As of December 31, 2025: The company holds 1,183 BTC.
As of February 28, 2026: Holdings increased to 2,118 BTC
Today's additional purchase of 65 BTC brings the company's total holdings to 2,183 BTC
DDC Founder, Chairman, and CEO Norma Chu stated, "We are proud to have closed 2025 with record revenue and positive adjusted EBITDA, demonstrating the steady growth of the company's consumer food business and the ongoing improvement in profitability. We are building a disciplined, growth-oriented food platform and strategically allocating capital to Bitcoin assets with a long-term view, aligning with our core beliefs. We believe that this dual-track model of 'Steady Consumer Business + Strategic Bitcoin Reserve' will help DDC create lasting long-term value for shareholders."
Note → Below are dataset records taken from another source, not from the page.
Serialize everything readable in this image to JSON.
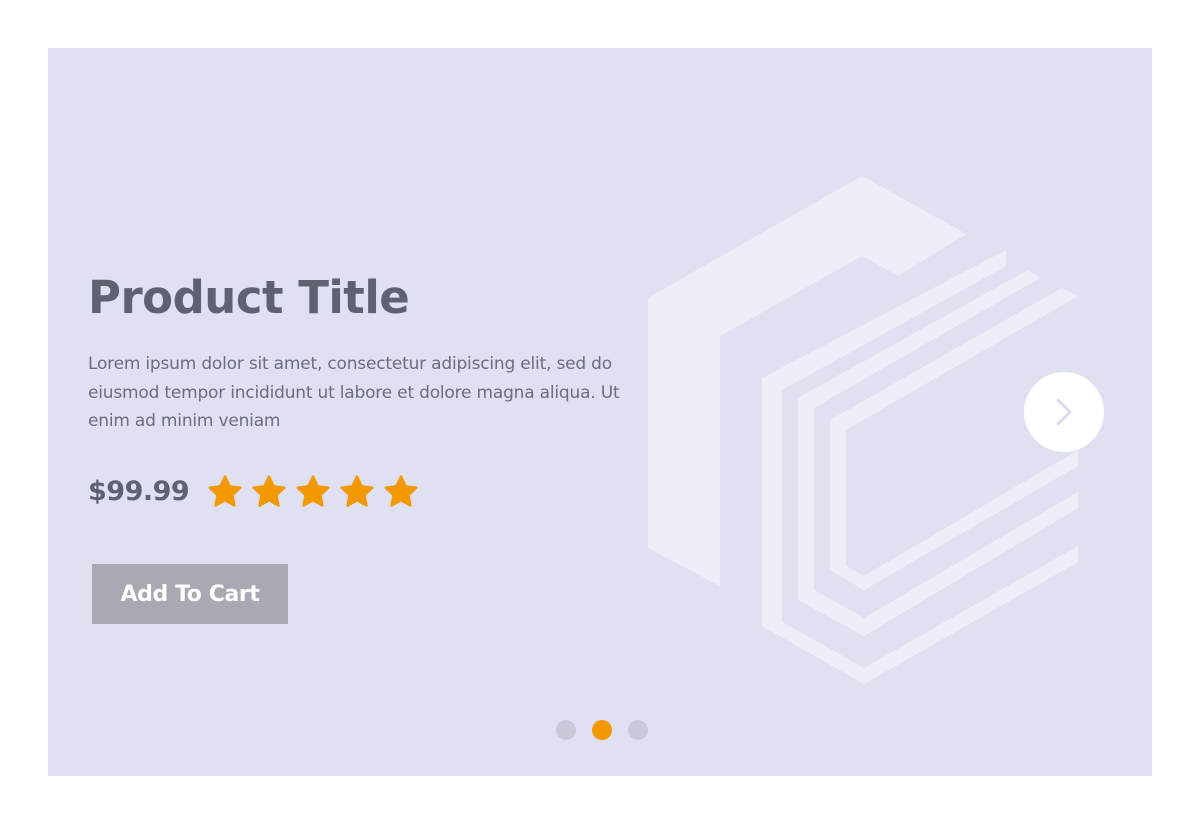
{
  "product": {
    "title": "Product Title",
    "description": "Lorem ipsum dolor sit amet, consectetur adipiscing elit, sed do eiusmod tempor incididunt ut labore et dolore magna aliqua. Ut enim ad minim veniam",
    "price": "$99.99",
    "rating": {
      "value": 5,
      "max": 5
    }
  },
  "actions": {
    "add_to_cart_label": "Add To Cart"
  },
  "pagination": {
    "count": 3,
    "active_index": 1
  },
  "icons": {
    "next": "chevron-right-icon",
    "star": "star-icon",
    "product_image": "hexagon-logo-icon"
  },
  "colors": {
    "background": "#e0e0f3",
    "accent": "#f29800",
    "button": "#a9a9b4",
    "text": "#5e6170",
    "dot_inactive": "#c8c9d8"
  }
}
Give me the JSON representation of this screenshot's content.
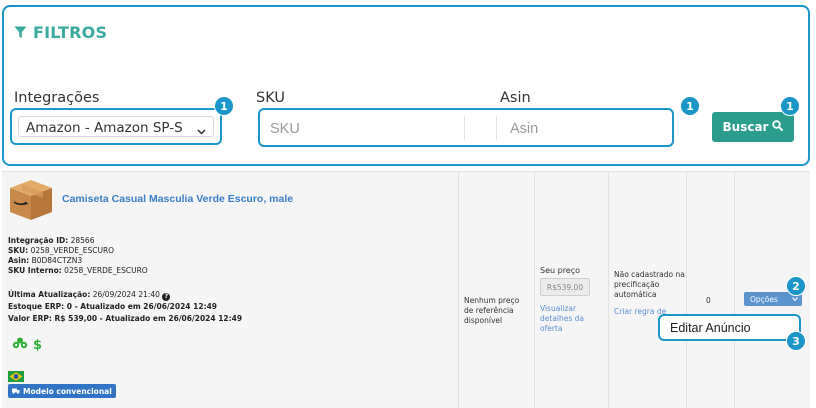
{
  "filters": {
    "title": "FILTROS",
    "integracoes_label": "Integrações",
    "integracoes_value": "Amazon - Amazon SP-S",
    "sku_label": "SKU",
    "sku_placeholder": "SKU",
    "asin_label": "Asin",
    "asin_placeholder": "Asin",
    "search_button": "Buscar"
  },
  "markers": {
    "m1": "1",
    "m2": "2",
    "m3": "3"
  },
  "product": {
    "title": "Camiseta Casual Masculia Verde Escuro, male",
    "integration_id_label": "Integração ID:",
    "integration_id": "28566",
    "sku_label": "SKU:",
    "sku": "0258_VERDE_ESCURO",
    "asin_label": "Asin:",
    "asin": "B0D84CTZN3",
    "sku_interno_label": "SKU Interno:",
    "sku_interno": "0258_VERDE_ESCURO",
    "last_update_label": "Última Atualização:",
    "last_update": "26/09/2024 21:40",
    "estoque_erp": "Estoque ERP: 0 - Atualizado em 26/06/2024 12:49",
    "valor_erp": "Valor ERP: R$ 539,00 - Atualizado em 26/06/2024 12:49",
    "dollar": "$",
    "badge": "Modelo convencional",
    "reference_price": "Nenhum preço de referência disponível",
    "your_price_label": "Seu preço",
    "your_price": "R$539.00",
    "offer_details_link": "Visualizar detalhes da oferta",
    "pricing_status": "Não cadastrado na precificação automática",
    "create_rule_link": "Criar regra de precificação",
    "count": "0",
    "options_button": "Opções",
    "dropdown_item": "Editar Anúncio"
  },
  "colors": {
    "accent_border": "#1b96c8",
    "filter_title": "#3aa99e",
    "search_button": "#2a9d8f",
    "link": "#3a7fc4",
    "options_button": "#5b93cf",
    "badge": "#3174c5"
  }
}
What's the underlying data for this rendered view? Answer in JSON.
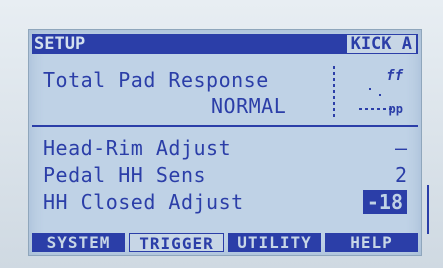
{
  "header": {
    "left": "SETUP",
    "right": "KICK A"
  },
  "total_pad": {
    "label": "Total Pad Response",
    "value": "NORMAL",
    "curve_top": "ff",
    "curve_bottom": "pp"
  },
  "params": [
    {
      "label": "Head-Rim Adjust",
      "value": "—"
    },
    {
      "label": "Pedal HH Sens",
      "value": "2"
    },
    {
      "label": "HH Closed Adjust",
      "value": "-18"
    }
  ],
  "tabs": [
    {
      "label": "SYSTEM"
    },
    {
      "label": "TRIGGER"
    },
    {
      "label": "UTILITY"
    },
    {
      "label": "HELP"
    }
  ]
}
For the full year 2025, the company defines "Adjusted EBITDA" (a non-GAAP financial measure) as: Net income / (loss) excluding the following items:· Interest expense· Taxes· Foreign exchange gains/losses· Long-lived asset impairment· Depreciation and amortization· Non-cash fair value changes related to financial instruments (including Bitcoin holdings)· Stock-based compensation
DDC Enterprise Limited (NYSE: DDC) is actively implementing its corporate Bitcoin Treasury strategy while continuing to strengthen its position as a leading global Asian food platform.
The company has established Bitcoin as a core reserve asset and is executing a prudent, long-oriented accumulation strategy. While expanding its portfolio of food brands, DDC is gradually becoming one of the public company pioneers in integrating Bitcoin into its corporate financial architecture.